Mr Miller added: "Many of our core customers are expecting a boom in business during the Olympics and I am confident that ByBox will help them perform to optimum levels by offering them a top-class support service throughout.
"Our network operates seven days a week, 365 days a year, including Bank Holidays and is completely transparent, reliable and robust and we are therefore in a great position to rise to the Olympic challenge."
ByBox has the advantage of being able to track the whereabouts of customers' stock at all times through its unique Thinventory software platform, making it easy to locate the nearest part for a particular job and move it accordingly. Returns of unused or faulty parts can be made by using the network in reverse.
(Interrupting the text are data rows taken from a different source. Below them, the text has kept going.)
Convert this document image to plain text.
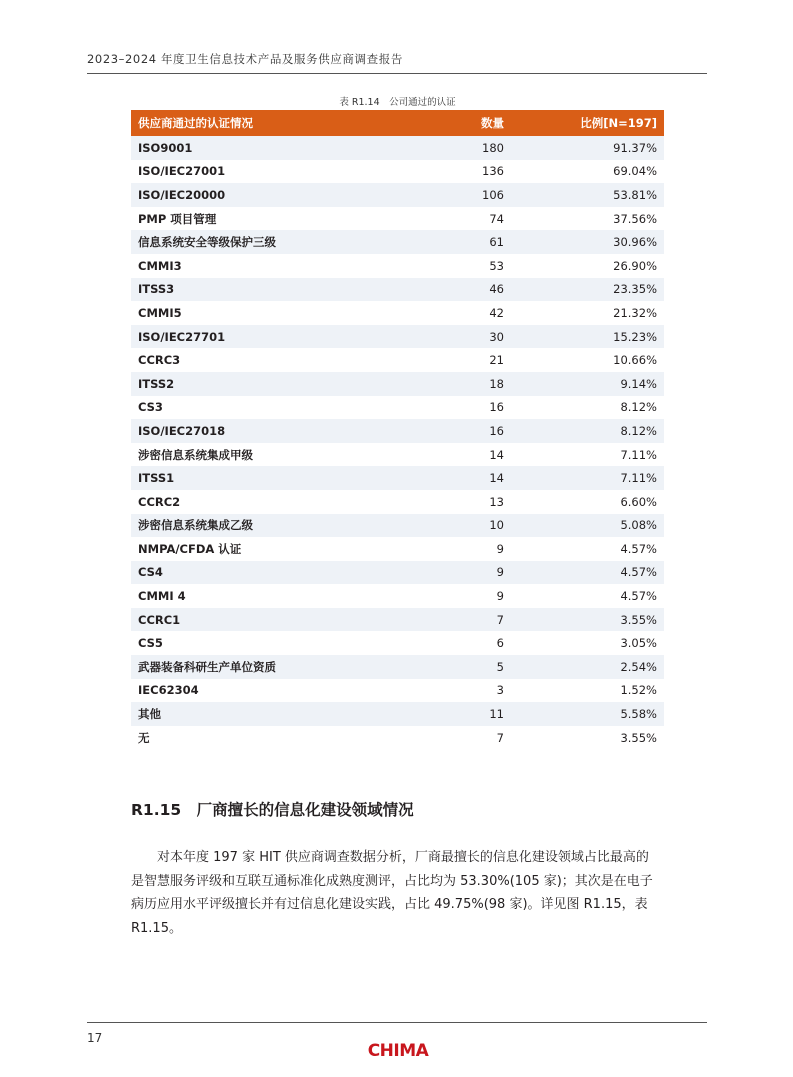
2023–2024 年度卫生信息技术产品及服务供应商调查报告
表 R1.14　公司通过的认证
供应商通过的认证情况	数量	比例[N=197]
ISO9001	180	91.37%
ISO/IEC27001	136	69.04%
ISO/IEC20000	106	53.81%
PMP 项目管理	74	37.56%
信息系统安全等级保护三级	61	30.96%
CMMI3	53	26.90%
ITSS3	46	23.35%
CMMI5	42	21.32%
ISO/IEC27701	30	15.23%
CCRC3	21	10.66%
ITSS2	18	9.14%
CS3	16	8.12%
ISO/IEC27018	16	8.12%
涉密信息系统集成甲级	14	7.11%
ITSS1	14	7.11%
CCRC2	13	6.60%
涉密信息系统集成乙级	10	5.08%
NMPA/CFDA 认证	9	4.57%
CS4	9	4.57%
CMMI 4	9	4.57%
CCRC1	7	3.55%
CS5	6	3.05%
武器装备科研生产单位资质	5	2.54%
IEC62304	3	1.52%
其他	11	5.58%
无	7	3.55%
R1.15　厂商擅长的信息化建设领域情况
　　对本年度 197 家 HIT 供应商调查数据分析，厂商最擅长的信息化建设领域占比最高的
是智慧服务评级和互联互通标准化成熟度测评，占比均为 53.30%(105 家)；其次是在电子
病历应用水平评级擅长并有过信息化建设实践，占比 49.75%(98 家)。详见图 R1.15，表
R1.15。
17
CHIMA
And ByBox is not just looking to deliver a business solution but is also hoping to capitalise on the growing numbers of internet shoppers who are choosing the convenience of picking up their parcels from a drop box at a time that suits them over the inconvenience of waiting in for a parcel to arrive.
With traditional deliveries facing serious disruption during the summer, ByBox is expecting more internet shoppers to look for alternative methods of delivery that will fit into their lifestyles and is determined to meet the growing demand.
Mr Miller said: "We believe that many shoppers will think ahead to the likelihood of their parcels being delayed and turn to modern solutions such as myByBox, our consumer offering. After all, life doesn't stop because of the Olympics.
"Thousands of people will live in areas affected by the road closures and picking up their parcels from a myByBox locker could be just the answer they are looking for."
Founded in 2000, ByBox has grown swiftly to become a 41million turnover company which makes more than 20 million deliveries a year. Customers include Coca-Cola, Ricoh, Siemens and Computacenter.